Packet Loss and Hardware Problems
Packet loss and latency are different problems, but they feed into each other. When packets get lost in transit, your device has to request and wait for replacements, which inflates your effective ping. Common causes of packet loss include faulty or degraded cabling, failing network hardware, and wireless interference. A damaged Ethernet cable, a corroded coaxial connector, or an aging modem can all introduce intermittent packet loss that shows up as ping spikes.
You can distinguish between the two problems by watching patterns. If your ping is consistently high, that points to a latency issue like distance, congestion, or connection type.
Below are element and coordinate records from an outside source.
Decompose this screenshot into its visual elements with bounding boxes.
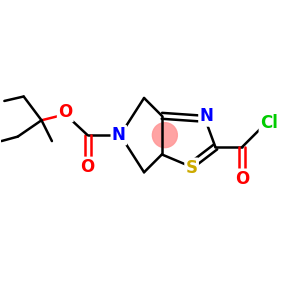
Circle shape xyxy=(152,123,177,148)
Text: S: S xyxy=(186,159,198,177)
Text: O: O xyxy=(58,103,72,121)
Text: N: N xyxy=(200,107,213,125)
Text: O: O xyxy=(80,158,95,176)
Text: N: N xyxy=(112,126,126,144)
Text: O: O xyxy=(235,170,249,188)
Text: Cl: Cl xyxy=(260,114,278,132)
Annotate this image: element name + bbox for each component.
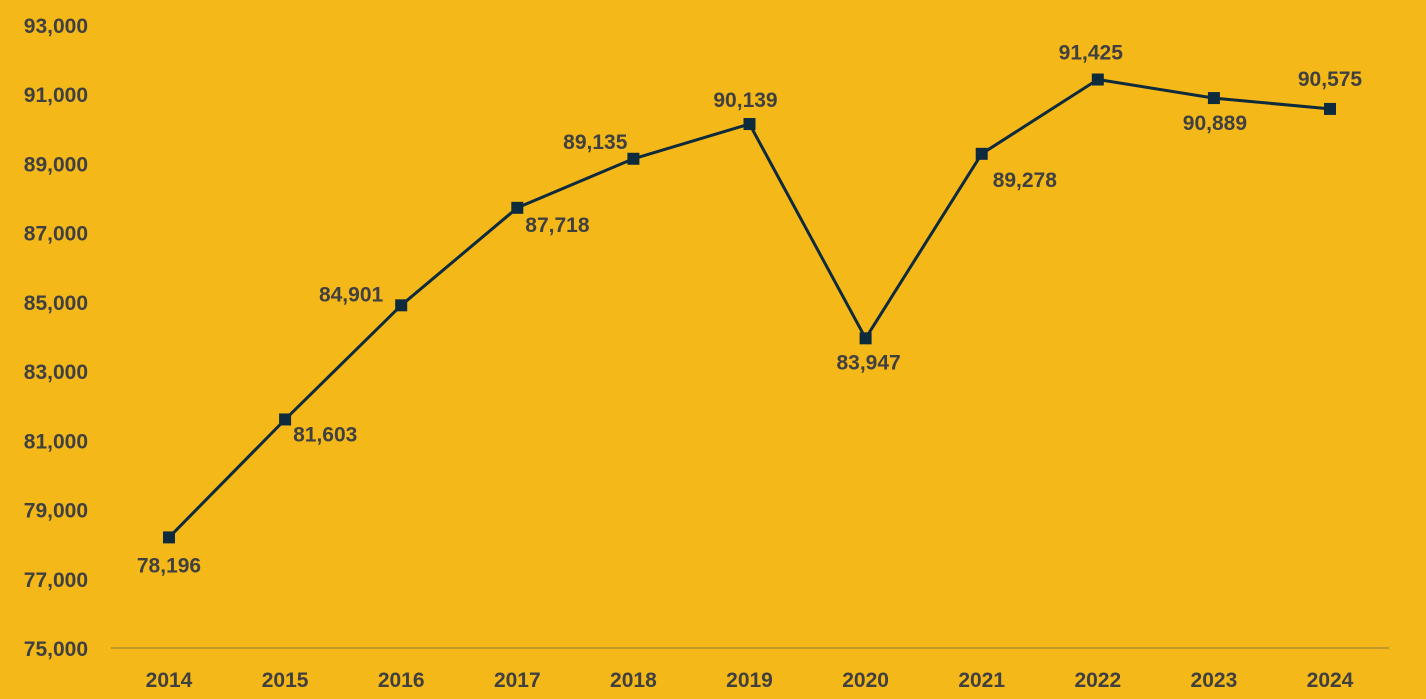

If your ping is normally stable but you see occasional “Request timed out” messages, that’s packet loss, and it often points to a hardware or signal quality problem. Running a continuous ping test (typing “ping -t” followed by an address in your command prompt) for a few minutes can reveal which pattern you’re dealing with.
When Ping Actually Matters
Not every online activity is equally sensitive to ping. For web browsing and streaming video, latency barely matters because data loads in large chunks and buffers ahead. For real-time activities, the thresholds are much tighter. In competitive online gaming, players can perceive latency differences as small as 5 to 10 milliseconds, and anything above 50 to 80 milliseconds starts to feel sluggish in fast-paced games. Voice and video calls become choppy around 150 milliseconds. Generally, under 20 milliseconds is excellent, 20 to 50 is good for most uses, 50 to 100 is playable but not ideal for competitive gaming, and above 150 creates noticeable problems for any real-time application.